House wraps up Cyber Week by passing two more security bills
The House of Representatives finished off Cyber Week by passing two more cybersecurity bills without serious opposition.
The Cybersecurity Enhancement Act of 2011, H.R. 2096 passed April 27 by a vote of 395 to 10, and the Advancing America’s Networking and Information Technology Research and Development Act of 2012, H.R. 3834 by voice vote.
The votes followed the April 26 passage of the more controversial Cyber Intelligence Sharing and Protection Act despite privacy concerns and a White House veto threat, as well as the Federal Information Security Amendments Act.
House passes CISPA, despite veto threat
The next step for the bills would be to move to the Senate, but they have not been introduced there yet, and the Senate is considering several cybersecurity bills of its own.
The Cybersecurity Enhancement Act would mandate the creation of security automation standards and checklists by the National Institute of Standards and Technology, which would be guidelines for agencies rather than requirements.

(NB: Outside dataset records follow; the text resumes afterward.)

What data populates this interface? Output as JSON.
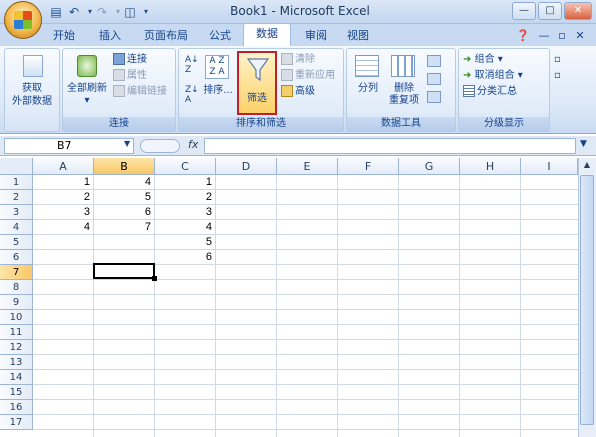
{
  "window": {
    "title": "Book1 - Microsoft Excel"
  },
  "qat": {
    "save_icon": "save-icon",
    "undo_icon": "undo-icon",
    "redo_icon": "redo-icon",
    "preview_icon": "print-preview-icon"
  },
  "tabs": [
    "开始",
    "插入",
    "页面布局",
    "公式",
    "数据",
    "审阅",
    "视图"
  ],
  "active_tab": "数据",
  "ribbon": {
    "get_external": {
      "label_line1": "获取",
      "label_line2": "外部数据"
    },
    "connections": {
      "refresh_line1": "全部刷新",
      "connections": "连接",
      "properties": "属性",
      "edit_links": "编辑链接",
      "group_label": "连接"
    },
    "sort_filter": {
      "sort": "排序...",
      "filter": "筛选",
      "clear": "清除",
      "reapply": "重新应用",
      "advanced": "高级",
      "group_label": "排序和筛选"
    },
    "data_tools": {
      "text_to_columns": "分列",
      "remove_dup_line1": "删除",
      "remove_dup_line2": "重复项",
      "group_label": "数据工具"
    },
    "outline": {
      "group": "组合",
      "ungroup": "取消组合",
      "subtotal": "分类汇总",
      "group_label": "分级显示"
    }
  },
  "formula_bar": {
    "name_box": "B7",
    "fx": "fx",
    "formula": ""
  },
  "columns": [
    "A",
    "B",
    "C",
    "D",
    "E",
    "F",
    "G",
    "H",
    "I"
  ],
  "rows": [
    "1",
    "2",
    "3",
    "4",
    "5",
    "6",
    "7",
    "8",
    "9",
    "10",
    "11",
    "12",
    "13",
    "14",
    "15",
    "16",
    "17"
  ],
  "cells": {
    "A": [
      "1",
      "2",
      "3",
      "4"
    ],
    "B": [
      "4",
      "5",
      "6",
      "7"
    ],
    "C": [
      "1",
      "2",
      "3",
      "4",
      "5",
      "6"
    ]
  },
  "selected_cell": "B7",
  "colors": {
    "highlight": "#c0202a",
    "selection": "#f9c867"
  }
}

NIST also would cooperate on the development of international security standards, as well as the standards for cloud computing.
Research provisions of the bills passed April 27 cover much of the same ground by amending the High Performance Computing Act of 1991.

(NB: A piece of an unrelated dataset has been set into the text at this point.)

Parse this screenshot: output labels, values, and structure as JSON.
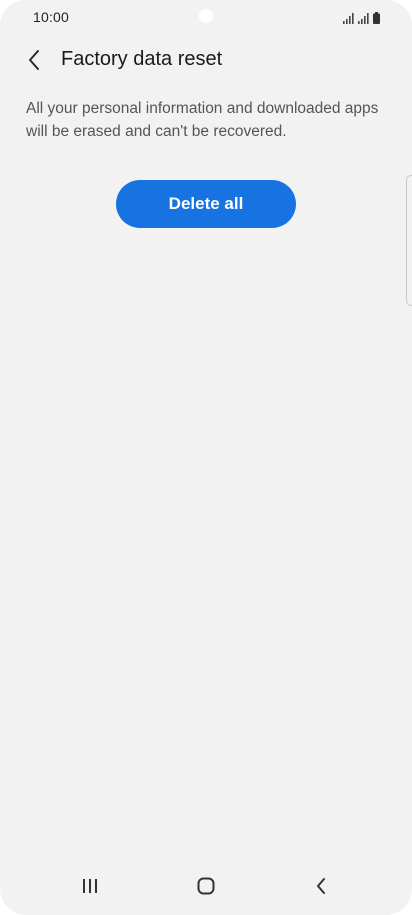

The Cybersecurity Enhancement Act would create a risk-based strategic cybersecurity R&D plan to guide the overall direction of federal cybersecurity and information assurance research, and would provide grant funding for a number of research programs. It would provide $90 million in grants through the National Science Foundation for each of the next three fiscal years.
It also would extend the cyber scholarship for service program with up to three years of funding for graduate students in exchange for a commitment to work in government upon completion of degrees.

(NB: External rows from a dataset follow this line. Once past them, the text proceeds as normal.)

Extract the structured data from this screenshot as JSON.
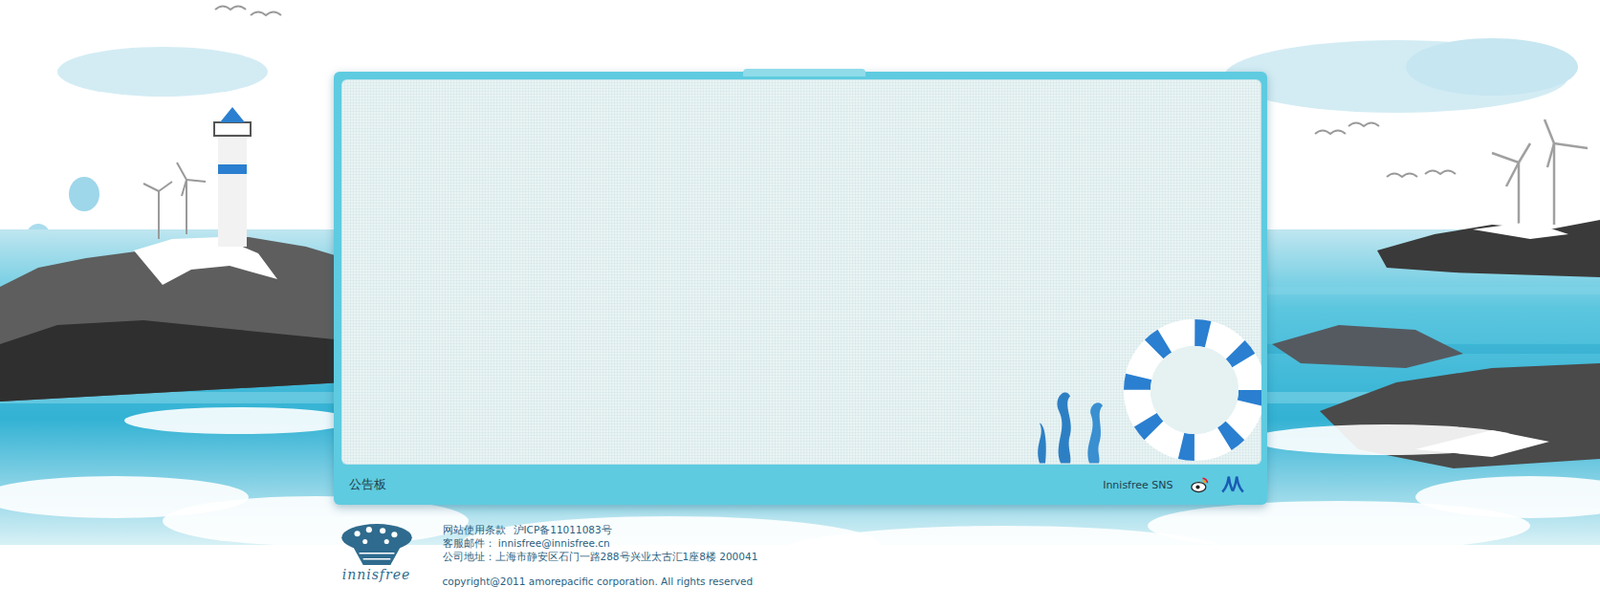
{
  "board": {
    "title": "公告板",
    "sns_label": "Innisfree SNS"
  },
  "footer": {
    "logo_text": "innisfree",
    "links": [
      "网站使用条款",
      "沪ICP备11011083号"
    ],
    "email": "客服邮件：  innisfree@innisfree.cn",
    "address": "公司地址：上海市静安区石门一路288号兴业太古汇1座8楼 200041",
    "copyright": "copyright@2011 amorepacific corporation. All rights reserved"
  }
}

The plan would specify and prioritize near-, mid- and long-term objectives and focus on transformational technologies “with the potential to enhance the security, reliability, resilience and trustworthiness of the digital infrastructure, and to protect consumer privacy.” It also would encourage rapid technology transfer to the private sector.
The Advancing R&D Act would support large-scale, long-term, interdisciplinary research and development activities in networking and information technology with the potential for significant contributions to national economic competitiveness. Areas of focus in the research would include the interaction of cyber and physical systems and effective cloud computing.
CISPA, passed April 26, drew criticism not so much for what it did as for what it did not do. It would encourage the sharing of security information between government and industry in part by shielding companies from liability in the handling of that information. Opponents said it contained inadequate privacy and civil liberties protections. There also was criticism that it fails to address critical infrastructure protection.
“We are troubled House leaders blocked consideration of protections for critical infrastructure systems, ignoring the advice of our military and intelligence leaders as well as most cybersecurity experts,” Sens. Joe Lieberman, (ID-Conn.), Susan Collins, (R-Maine), Jay Rockefeller, (D-W.Va.) and Dianne Feinstein, (D-Calif.) said in a prepared statement. “These systems are at risk, which means the American people are at risk.”
A cybersecurity bill introduced in the Senate would address protection for these systems.